Striking up the band at HHS

By Robert Lucke

Ask any Havre High School alum under the age of 40 about the band program at HHS and chances are youll hear plenty about Ron Coons, who has been the band director at the high school for the last 12 years.

Band is over. They all have been out marching, for after all, it is football season and this is Havre. Coons is waiting for the bell to signal the period is over. He chides one boy for leaning on a music stand with the admonition that it is really nice for Havre taxpayers to provide stands. A girl talks with a friend and swears under her breath. Coons catches that as well, telling her to solve her problem or someone will solve it for her. All part of teaching in 1999.

After 22 years in teaching and teaching band, is it all getting old for Coons?

Some things are getting old, but I like kids. Some of them are turkeys, but youve got to work with them all, Coons said. Take that girl who was swearing. I dont know about you, but my parents would not have allowed that. Times are changing.

For Coons, a Polson native, Havre band and music is a dream come true.

Its been a dream come true for me. There is everything here that I have always wanted, Coons added. Good kids to work with, good school system and I work with a great partner, Dave Carlson. (Carlson is the middle school band director). Its very good to work in a community with such a great band tradition. You know my first years were with C.I. Carlson. He judged my first band in Broadus and judged the first solo I performed in Polson. I grew up in Polson and my first band director was one of Carlsons students, Dick Shlatter.

Talk about band numbers. Between middle school and high school, Carlson and Coons see lots of people every day.

We have about 110 in the sixth-grade program, 250 in the middle school and 150 in the high school, Coons said. It is an up and going program. There are more in band now than there ever were.

Compare that with 65 students in band when Coons got to Havre. These days there is, in the high school alone, a Pony Band, a Varsity Band, a Symphonic Band, and a Pep Band. Some students take two bands a day just to learn a couple of different instruments. Since Coons has been here in Havre, he has seen 20 to 25 of his students go into music careers and he doesnt know how many still play music regularly somewhere or other.

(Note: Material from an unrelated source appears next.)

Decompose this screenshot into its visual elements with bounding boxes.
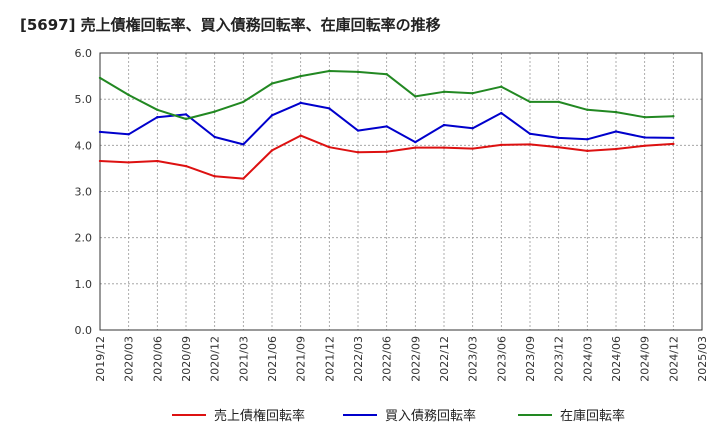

Why such a band increase? Coons attributes it to several different things.

We got a lot of help in those first years from administrators Pat Conway, Ric Floren and Jeff Pratt. And it helped that Dave Carlson and I worked well together and that we have the same philosophy, Coons stated. At one time the philosophy was that if a student couldnt make band, you told him to do something else. Our philosophy is geared toward students that do not have a strong music background. We keep them as long as we can. We ask them to cooperate and to try. If they do that, I will find a place for them.

One reason for that philosophy, Coons said, was that he was not a strong player in grade school and a band director in high school had patience to teach him how to do it. In Coons own words, I couldnt play my way out of a wet paper sack.

Because it was hard for Coons to learn to play, his patience with his own students is great.

Coons attributes continued success of the program to current administrators, his friend Carlson and even Havre coaches.

Havre has the best coaches. They respect everybody and are understanding, Coons said with a smile. They share kids with us and always thank us when we play for their games. That does not happen everywhere.

The greatest difficulty through the years is a mixed bag.

The hardest thing is that when we started 12 years ago there were two teaching band with half the students. Now one of the prices of success is that we have twice as many kids and there are still just two of us. It is not that I am complaining, it is just hard. I cannot give the kids the individual attention that I used to, Coons said.